Learning to live with software specifications

We software developers have a knee-jerk hatred of specifications. Rather than write a document describing work we plan to do, we would rather throw together a quick prototype and grow it into the final system. We sometimes feel like specs are for liberal-arts sissies and pointy-haired bosses. Our prehistoric brains want us to dismiss specifications as a waste of time or even an intentional misdirection of energy.

The truth of it is that specs build consensus between developers, testers, tech writers, managers, and customers. They make sure everybody agrees about what to build, how to test it, how to write a user manual for it, and what the priorities are.

The Agile guys talk about the exponentially increasing cost of fixing a bug. The later in the process you find that bug, the more troublesome and expensive it is to fix it. Fixing bugs in code is hard, even prototype code, and fixing text is easy.

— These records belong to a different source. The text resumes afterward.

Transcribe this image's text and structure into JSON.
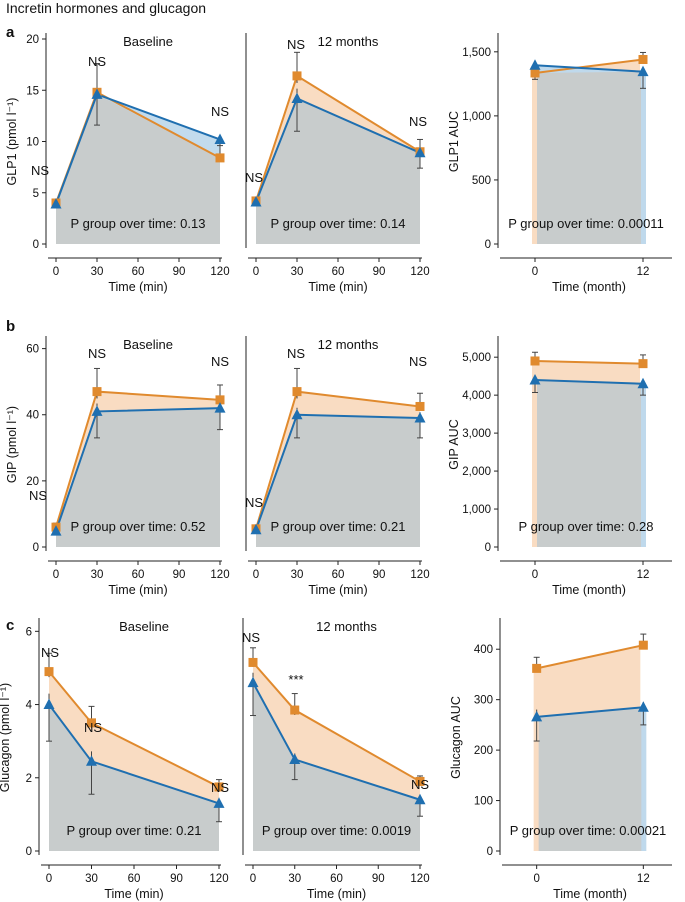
{
  "figure": {
    "title": "Incretin hormones and glucagon",
    "colors": {
      "orange": "#E08A2E",
      "blue": "#1F6FB0",
      "fill_orange": "#F9DCC2",
      "fill_blue": "#BFD9EC",
      "fill_overlap": "#C8CCCC"
    }
  },
  "panels": [
    {
      "letter": "a"
    },
    {
      "letter": "b"
    },
    {
      "letter": "c"
    }
  ],
  "chart_data": [
    {
      "id": "a1",
      "type": "line",
      "title": "Baseline",
      "xlabel": "Time (min)",
      "ylabel": "GLP1 (pmol l⁻¹)",
      "xlim": [
        0,
        120
      ],
      "ylim": [
        0,
        20
      ],
      "xticks": [
        0,
        30,
        60,
        90,
        120
      ],
      "yticks": [
        0,
        5,
        10,
        15,
        20
      ],
      "x": [
        0,
        30,
        120
      ],
      "series": [
        {
          "name": "orange",
          "values": [
            4.0,
            14.8,
            8.4
          ],
          "err": [
            0.3,
            2.8,
            1.2
          ]
        },
        {
          "name": "blue",
          "values": [
            3.9,
            14.6,
            10.2
          ],
          "err": [
            0.3,
            3.0,
            1.5
          ]
        }
      ],
      "labels": [
        "NS",
        "NS",
        "NS"
      ],
      "pgroup_text": "P group over time:  0.13"
    },
    {
      "id": "a2",
      "type": "line",
      "title": "12 months",
      "xlabel": "Time (min)",
      "ylabel": "",
      "xlim": [
        0,
        120
      ],
      "ylim": [
        0,
        20
      ],
      "xticks": [
        0,
        30,
        60,
        90,
        120
      ],
      "yticks": [],
      "x": [
        0,
        30,
        120
      ],
      "series": [
        {
          "name": "orange",
          "values": [
            4.2,
            16.4,
            9.0
          ],
          "err": [
            0.3,
            2.3,
            1.2
          ]
        },
        {
          "name": "blue",
          "values": [
            4.1,
            14.2,
            8.9
          ],
          "err": [
            0.3,
            3.2,
            1.5
          ]
        }
      ],
      "labels": [
        "NS",
        "NS",
        "NS"
      ],
      "pgroup_text": "P group over time:  0.14"
    },
    {
      "id": "a3",
      "type": "line",
      "title": "",
      "xlabel": "Time (month)",
      "ylabel": "GLP1 AUC",
      "xlim": [
        -3,
        15
      ],
      "ylim": [
        0,
        1600
      ],
      "xticks": [
        0,
        12
      ],
      "yticks": [
        0,
        500,
        1000,
        1500
      ],
      "ytick_labels": [
        "0",
        "500",
        "1,000",
        "1,500"
      ],
      "x": [
        0,
        12
      ],
      "series": [
        {
          "name": "orange",
          "values": [
            1335,
            1440
          ],
          "err": [
            55,
            55
          ]
        },
        {
          "name": "blue",
          "values": [
            1395,
            1345
          ],
          "err": [
            110,
            130
          ]
        }
      ],
      "labels": [],
      "pgroup_text": "P group over time:  0.00011"
    },
    {
      "id": "b1",
      "type": "line",
      "title": "Baseline",
      "xlabel": "Time (min)",
      "ylabel": "GIP (pmol l⁻¹)",
      "xlim": [
        0,
        120
      ],
      "ylim": [
        0,
        62
      ],
      "xticks": [
        0,
        30,
        60,
        90,
        120
      ],
      "yticks": [
        0,
        20,
        40,
        60
      ],
      "x": [
        0,
        30,
        120
      ],
      "series": [
        {
          "name": "orange",
          "values": [
            6.0,
            47.0,
            44.5
          ],
          "err": [
            1.2,
            7.0,
            4.5
          ]
        },
        {
          "name": "blue",
          "values": [
            4.8,
            41.0,
            42.0
          ],
          "err": [
            1.0,
            8.0,
            6.5
          ]
        }
      ],
      "labels": [
        "NS",
        "NS",
        "NS"
      ],
      "pgroup_text": "P group over time:  0.52"
    },
    {
      "id": "b2",
      "type": "line",
      "title": "12 months",
      "xlabel": "Time (min)",
      "ylabel": "",
      "xlim": [
        0,
        120
      ],
      "ylim": [
        0,
        62
      ],
      "xticks": [
        0,
        30,
        60,
        90,
        120
      ],
      "yticks": [],
      "x": [
        0,
        30,
        120
      ],
      "series": [
        {
          "name": "orange",
          "values": [
            5.5,
            47.0,
            42.5
          ],
          "err": [
            1.0,
            7.0,
            4.0
          ]
        },
        {
          "name": "blue",
          "values": [
            5.2,
            40.0,
            39.0
          ],
          "err": [
            1.0,
            7.0,
            6.0
          ]
        }
      ],
      "labels": [
        "NS",
        "NS",
        "NS"
      ],
      "pgroup_text": "P group over time:  0.21"
    },
    {
      "id": "b3",
      "type": "line",
      "title": "",
      "xlabel": "Time (month)",
      "ylabel": "GIP AUC",
      "xlim": [
        -3,
        15
      ],
      "ylim": [
        0,
        5400
      ],
      "xticks": [
        0,
        12
      ],
      "yticks": [
        0,
        1000,
        2000,
        3000,
        4000,
        5000
      ],
      "ytick_labels": [
        "0",
        "1,000",
        "2,000",
        "3,000",
        "4,000",
        "5,000"
      ],
      "x": [
        0,
        12
      ],
      "series": [
        {
          "name": "orange",
          "values": [
            4900,
            4830
          ],
          "err": [
            230,
            230
          ]
        },
        {
          "name": "blue",
          "values": [
            4400,
            4300
          ],
          "err": [
            330,
            300
          ]
        }
      ],
      "labels": [],
      "pgroup_text": "P group over time:  0.28"
    },
    {
      "id": "c1",
      "type": "line",
      "title": "Baseline",
      "xlabel": "Time (min)",
      "ylabel": "Glucagon (pmol l⁻¹)",
      "xlim": [
        0,
        120
      ],
      "ylim": [
        0,
        6.2
      ],
      "xticks": [
        0,
        30,
        60,
        90,
        120
      ],
      "yticks": [
        0,
        2,
        4,
        6
      ],
      "x": [
        0,
        30,
        120
      ],
      "series": [
        {
          "name": "orange",
          "values": [
            4.9,
            3.5,
            1.75
          ],
          "err": [
            0.5,
            0.45,
            0.2
          ]
        },
        {
          "name": "blue",
          "values": [
            4.0,
            2.45,
            1.3
          ],
          "err": [
            1.0,
            0.9,
            0.5
          ]
        }
      ],
      "labels": [
        "NS",
        "NS",
        "NS"
      ],
      "pgroup_text": "P group over time:  0.21"
    },
    {
      "id": "c2",
      "type": "line",
      "title": "12 months",
      "xlabel": "Time (min)",
      "ylabel": "",
      "xlim": [
        0,
        120
      ],
      "ylim": [
        0,
        6.2
      ],
      "xticks": [
        0,
        30,
        60,
        90,
        120
      ],
      "yticks": [],
      "x": [
        0,
        30,
        120
      ],
      "series": [
        {
          "name": "orange",
          "values": [
            5.15,
            3.85,
            1.9
          ],
          "err": [
            0.4,
            0.45,
            0.15
          ]
        },
        {
          "name": "blue",
          "values": [
            4.6,
            2.5,
            1.4
          ],
          "err": [
            0.9,
            0.55,
            0.45
          ]
        }
      ],
      "labels": [
        "NS",
        "***",
        "NS"
      ],
      "pgroup_text": "P group over time:  0.0019"
    },
    {
      "id": "c3",
      "type": "line",
      "title": "",
      "xlabel": "Time (month)",
      "ylabel": "Glucagon AUC",
      "xlim": [
        -3,
        15
      ],
      "ylim": [
        0,
        450
      ],
      "xticks": [
        0,
        12
      ],
      "yticks": [
        0,
        100,
        200,
        300,
        400
      ],
      "ytick_labels": [
        "0",
        "100",
        "200",
        "300",
        "400"
      ],
      "x": [
        0,
        12
      ],
      "series": [
        {
          "name": "orange",
          "values": [
            362,
            408
          ],
          "err": [
            22,
            22
          ]
        },
        {
          "name": "blue",
          "values": [
            266,
            285
          ],
          "err": [
            48,
            35
          ]
        }
      ],
      "labels": [],
      "pgroup_text": "P group over time:  0.00021"
    }
  ]
}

Let's learn to trick our brains to work around our reluctance. The Head-First books always start with a great little explanation about how our prehistoric brain circuitry divvies up our attention, classifying things as interesting or boring, and determines what sticks in our memories. Sesame Street learned how to make stuff sticky by

• repetition
  
• lighting up more brain circuitry
  
• infusing the topic with emotional content
  
• relating it to things that were already sticky

One way to infuse your spec with emotional content would be to make it a turf war. That hooks into all our brain circuitry for tribes and feuds. But turf wars are traumatic and damaging to people and projects, so let's not do this.

To light up more brain circuitry, sketch out pieces of the spec on a big whiteboard. Draw a lot of pictures and diagrams. Use different colored markers. Get a few people together and generate consensus (not a turf war), and ask them to help identify issues that you forgot. That meeting is called a design review, like a code review for specs.

Who should write and own the spec?  Part three of Joel Spolsky's great four-part (1, 2, 3, 4) article answers this question, drawing on his experience at Microsoft. One person should write and own the spec, and the programmers should not report to that person. At Microsoft, that person is a program manager.

It's important to differentiate between

• a functional spec (what the user sees and experiences, what the customer wants) dealing with features, screens, dialog boxes, UI and UX, work flow
• and a technical spec (the stuff under the hood) dealing with system components, data structures and algorithms, communication protocols, database schemas, tools, languages, test methodologies, and external dependencies which may have hard-to-predict schedule impacts

Write the functional spec first, then the technical spec, then the code. If you love test-driven development then write the specs, then the tests, then the code.

Joel's article includes some great points on keeping the spec readable.

• Use humor. It helps people stay awake.
  
• Write simply, clearly, and briefly. Don't pontificate.
  
• Re-read your own spec, many times. Eat your own literary dogfood. If you can't stay awake, nobody else will either.
  
• Avoid working to a template unless politically necessary.

How do you know when the spec is done?

• The functional spec is done when the system can be designed, built, tested, and deployed without asking more questions about the user interface or user experience.
  
• The technical spec is done when each component of the system can be designed, built, tested, and deployed without asking more questions about the rest of the system.

This doesn't mean that these documents can never be updated or renegotiated. But the goal is to aim for as little subsequent change as possible.

I am still sorely tempted by the idea of a quick prototype, an "executable spec" that exposes bugs in design or logical consistency. Maybe it's OK to co-develop this with the spec, or tinker with it on one's own time, or consider it as a first phase of the coding. I'm still sorting this out. The basic rationale of a spec, that fixing bugs in text is easier and cheaper than fixing bugs in code, still needs to be observed.